The key to success for Apple, which some analysts seem to miss, is their user experience. Beginning with the macintosh computer, later with the iPod, and followed by the iPhone, Apple created a unique, user-friendly experience that literally changed the game. The iTunes store revolutionized how music was sold. The Apple App Store revolutionized how to make smart phones smarter and, in the process, made them indispensible to our various lifestyles. By the way, Apple just announced the App Store’s 10 billionth download. How would you like that kind of web traffic?
The Apple Stores with their Genius Bars, clean, ultra-modern layouts and knowledgeable personnel have similarly changed the retail landscape for high-tech products. While it’s still too early to predict the final outcome, it will come as no surprise if the iPad manages to revolutionize our lives as a business, communications, entertainment, healthcare and educational tool.

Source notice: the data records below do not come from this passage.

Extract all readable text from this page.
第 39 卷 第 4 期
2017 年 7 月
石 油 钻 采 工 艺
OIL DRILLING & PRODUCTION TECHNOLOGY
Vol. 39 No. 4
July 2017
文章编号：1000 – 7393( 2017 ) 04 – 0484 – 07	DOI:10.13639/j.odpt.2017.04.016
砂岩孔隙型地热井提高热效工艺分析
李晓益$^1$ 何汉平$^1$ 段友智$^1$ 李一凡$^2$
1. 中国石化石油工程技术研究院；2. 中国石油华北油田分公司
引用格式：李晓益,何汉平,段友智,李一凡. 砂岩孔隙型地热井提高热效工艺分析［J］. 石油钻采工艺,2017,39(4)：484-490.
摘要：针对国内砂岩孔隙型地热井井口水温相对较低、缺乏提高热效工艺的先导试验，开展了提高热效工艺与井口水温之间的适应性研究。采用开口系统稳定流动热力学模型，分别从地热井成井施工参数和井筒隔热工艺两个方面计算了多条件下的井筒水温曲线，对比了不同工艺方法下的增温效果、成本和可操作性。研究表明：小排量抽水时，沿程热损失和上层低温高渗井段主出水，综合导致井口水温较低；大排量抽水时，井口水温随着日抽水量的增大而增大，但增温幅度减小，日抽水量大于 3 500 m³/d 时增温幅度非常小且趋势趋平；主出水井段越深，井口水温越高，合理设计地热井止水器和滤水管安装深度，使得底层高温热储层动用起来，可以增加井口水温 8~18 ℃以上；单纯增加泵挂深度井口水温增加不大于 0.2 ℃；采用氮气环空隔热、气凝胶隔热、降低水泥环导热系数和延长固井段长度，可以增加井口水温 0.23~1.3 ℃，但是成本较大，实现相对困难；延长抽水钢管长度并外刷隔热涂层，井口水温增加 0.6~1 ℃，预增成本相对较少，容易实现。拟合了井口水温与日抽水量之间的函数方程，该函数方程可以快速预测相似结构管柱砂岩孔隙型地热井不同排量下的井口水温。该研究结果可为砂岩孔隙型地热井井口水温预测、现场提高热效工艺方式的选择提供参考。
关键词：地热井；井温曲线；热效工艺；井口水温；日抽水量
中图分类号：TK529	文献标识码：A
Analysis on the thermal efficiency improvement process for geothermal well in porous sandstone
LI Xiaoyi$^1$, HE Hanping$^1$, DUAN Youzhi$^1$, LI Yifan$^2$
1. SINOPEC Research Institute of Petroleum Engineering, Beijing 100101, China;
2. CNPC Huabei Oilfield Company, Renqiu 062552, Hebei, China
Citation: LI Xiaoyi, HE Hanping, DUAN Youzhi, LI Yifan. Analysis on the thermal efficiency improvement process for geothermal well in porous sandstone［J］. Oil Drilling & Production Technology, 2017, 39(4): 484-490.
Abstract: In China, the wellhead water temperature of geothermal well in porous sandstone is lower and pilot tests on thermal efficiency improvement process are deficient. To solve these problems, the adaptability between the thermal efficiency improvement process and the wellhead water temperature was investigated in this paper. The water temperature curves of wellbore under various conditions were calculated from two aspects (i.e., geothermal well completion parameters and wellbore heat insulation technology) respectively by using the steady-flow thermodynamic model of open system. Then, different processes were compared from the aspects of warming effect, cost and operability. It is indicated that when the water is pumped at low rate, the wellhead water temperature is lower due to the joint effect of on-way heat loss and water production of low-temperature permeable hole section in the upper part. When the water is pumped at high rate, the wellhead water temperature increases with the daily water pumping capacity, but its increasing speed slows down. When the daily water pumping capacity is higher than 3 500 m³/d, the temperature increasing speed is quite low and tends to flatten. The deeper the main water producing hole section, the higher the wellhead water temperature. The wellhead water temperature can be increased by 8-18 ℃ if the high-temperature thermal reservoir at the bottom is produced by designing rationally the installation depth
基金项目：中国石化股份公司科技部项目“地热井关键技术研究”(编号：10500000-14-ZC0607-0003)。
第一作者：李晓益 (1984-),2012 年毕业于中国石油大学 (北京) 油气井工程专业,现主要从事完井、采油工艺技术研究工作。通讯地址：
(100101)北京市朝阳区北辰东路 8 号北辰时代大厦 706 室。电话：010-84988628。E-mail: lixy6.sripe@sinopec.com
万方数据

I bring all this up because there have been similar visionaries at work at Roland DG. From the beginning, there was a realization that just manufacturing and selling a machine wasn’t enough. What users really needed was an easy-to-use solution for producing lots of things they could sell. Thus, we were one of the first inkjet manufacturers to include a purpose-built RIP. Today, tens of thousands of signmakers, fine artists, vehicle restylers, label makers and packaging designers are using Roland DG VersaWorks to assist their workflow, including managing color, printing variable data, contour cutting and much, much more.
Thousands of product designers are using Roland DG’s SRP Player software bundled with our milling machines to transform their CAD files to CAM files with no CNC programming required. Our engravers and cutters likewise come bundled with software to make getting the work out quick and easy.
Of course, the user experience doesn’t end with just hardware and software. In addition to our products, Roland DG has added service and support, including extended warranties and an online store to make finding accessories and media easy to find. We’ve also devoted considerable resources to educating our users. We were the first in many of our product categories to offer workshops, videos and webinars. Today, our Born To Wrap classes are typically sold out weeks if not months in advance.
Focusing on the user experience is not rocket science. But whether you’re investing in stocks, buying a product, or selling one, it is pretty smart.
Is there something you could do to improve your users’ experience that will keep them coming back for more? How about including instructions for hanging that banner? Maybe adding a retail price sticker or tag to garments, or putting every team member’s jersey in individual bags to make distribution easier?
I’d like to hear what you do to improve your users’ experience.